Introduction: While recombinant tissue plasminogen activator (rTPA) is the mainstay of ischemic stroke treatment, few patients are eligible for treatment, and recanalization is only seen in 25-50%. Von Willebrand Factor (VWF) inhibition may play a role in thrombolysis.
Hypothesis: VWF inhibition with an RNA aptamer lyses arterial thrombus and decreases ischemic injury. Furthermore, aptamer reversal with an antidote oligonucleotide ameliorates intracranial hemorrhage (ICH).
Methods: Adult wild-type (C57BL/6J) mice were anesthetized, and the right carotid artery was exposed. Baseline carotid flow was obtained using a Doppler flow probe, and thrombotic occlusion was induced with a ferric chloride patch. After clot stabilization, mice were administered vehicle (platelet binding buffer, n=11), no infusion (n=8), rTPA (n=5) or VWF aptamer (n=5). Carotid flow was monitored for an additional 100 minutes. In a second cohort of mice, a 6-0 nylon suture was advanced within the carotid artery to generate vascular injury and ICH. Mice were given vehicle (n=16), rTPA (n=11), VWF aptamer (n=9) or aptamer/antidote (n=8). An MRI was obtained after 90 minutes to assess stroke and ICH volumes.

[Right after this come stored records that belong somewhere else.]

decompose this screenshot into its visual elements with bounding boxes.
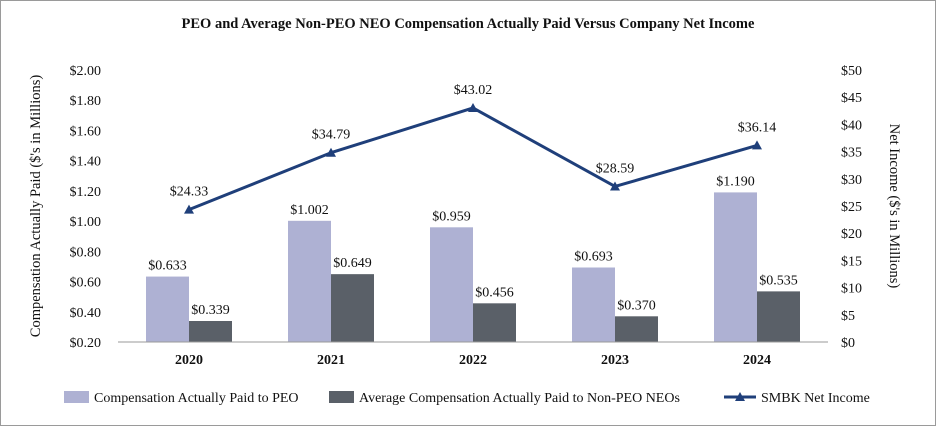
legend: Compensation Actually Paid to PEO Average… (64, 391, 870, 406)
y-tick-label: $0.40 (70, 306, 102, 321)
data-label-net-income: $34.79 (312, 128, 351, 143)
y2-tick-label: $0 (841, 336, 855, 351)
bar-non-peo-2021 (331, 274, 374, 342)
legend-marker-net-income (735, 392, 745, 401)
data-label-peo: $0.693 (574, 250, 613, 265)
bar-non-peo-2022 (473, 303, 516, 342)
data-label-non-peo: $0.370 (617, 298, 656, 313)
y2-tick-label: $5 (841, 309, 855, 324)
net-income-marker-2023 (610, 181, 620, 191)
bar-non-peo-2024 (757, 291, 800, 342)
y2-tick-label: $15 (841, 254, 862, 269)
data-label-net-income: $24.33 (170, 185, 209, 200)
y2-tick-label: $50 (841, 64, 862, 79)
y-tick-label: $2.00 (70, 64, 102, 79)
legend-label-non-peo: Average Compensation Actually Paid to No… (359, 391, 680, 406)
bar-peo-2022 (430, 227, 473, 342)
y-tick-label: $1.60 (70, 124, 102, 139)
bar-non-peo-2023 (615, 316, 658, 342)
net-income-line (188, 106, 758, 212)
y2-axis-title: Net Income ($'s in Millions) (886, 124, 902, 289)
y2-tick-label: $30 (841, 173, 862, 188)
net-income-marker-2021 (326, 147, 336, 157)
net-income-marker-2020 (184, 204, 194, 214)
data-label-non-peo: $0.456 (475, 285, 514, 300)
bar-peo-2023 (572, 267, 615, 342)
legend-swatch-non-peo (329, 391, 354, 403)
y-tick-label: $0.60 (70, 276, 102, 291)
y2-tick-label: $35 (841, 146, 862, 161)
x-tick-label: 2022 (459, 353, 487, 368)
data-label-non-peo: $0.339 (191, 303, 230, 318)
bar-peo-2024 (714, 192, 757, 342)
bar-peo-2020 (146, 276, 189, 342)
y-axis-title: Compensation Actually Paid ($'s in Milli… (28, 75, 44, 338)
data-label-peo: $1.190 (716, 174, 755, 189)
data-label-peo: $1.002 (290, 203, 329, 218)
x-tick-label: 2020 (175, 353, 203, 368)
y-tick-label: $0.80 (70, 245, 102, 260)
y2-tick-label: $20 (841, 227, 862, 242)
data-label-peo: $0.633 (148, 259, 187, 274)
bar-non-peo-2020 (189, 320, 232, 342)
y-tick-label: $1.80 (70, 94, 102, 109)
y2-tick-label: $25 (841, 200, 862, 215)
y2-tick-label: $40 (841, 118, 862, 133)
net-income-marker-2024 (752, 140, 762, 150)
net-income-marker-2022 (468, 102, 478, 112)
data-label-net-income: $28.59 (596, 161, 635, 176)
y-tick-label: $0.20 (70, 336, 102, 351)
x-tick-label: 2023 (601, 353, 629, 368)
y-tick-label: $1.40 (70, 155, 102, 170)
y2-tick-label: $10 (841, 282, 862, 297)
data-label-net-income: $43.02 (454, 83, 493, 98)
data-label-net-income: $36.14 (738, 120, 777, 135)
data-label-non-peo: $0.535 (759, 273, 798, 288)
legend-swatch-peo (64, 391, 89, 403)
y2-tick-label: $45 (841, 91, 862, 106)
legend-label-net-income: SMBK Net Income (761, 391, 870, 406)
data-label-peo: $0.959 (432, 209, 471, 224)
x-tick-label: 2024 (743, 353, 771, 368)
chart-title: PEO and Average Non-PEO NEO Compensation… (182, 16, 755, 32)
data-label-non-peo: $0.649 (333, 256, 372, 271)
y-tick-label: $1.20 (70, 185, 102, 200)
legend-label-peo: Compensation Actually Paid to PEO (94, 391, 299, 406)
x-tick-label: 2021 (317, 353, 345, 368)
y-tick-label: $1.00 (70, 215, 102, 230)
bar-peo-2021 (288, 220, 331, 342)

Results: VWF aptamer successfully restored carotid blood flow 45 minutes following carotid occlusion (Figure 1) compared to controls (p<0.01*) and rTPA (p<0.05+). Stroke volume was significantly decreased in mice treated with VWF aptamer (23.03 ± 6.81 mm3) and aptamer/antidote (12.48 ± 5.68 mm3) compared to vehicle (45.25 ± 4.14 mm3, p<0.01). ICH volumes in mice treated with rTPA (2.64 ± 0.84 mm3) were trending higher than vehicle (1.51 ± 0.17 mm3), VWF aptamer (1.92 ± 0.22 mm3) or aptamer/antidote (1.31 ± 0.35 mm3).
Conclusions: Aptamer inhibition of VWF is a potent thrombolytic agent with greater efficacy compared to rTPA. VWF inhibition appears safe with a trend toward lower ICH volumes in animals treated with aptamer and aptamer/antidote compared to rTPA.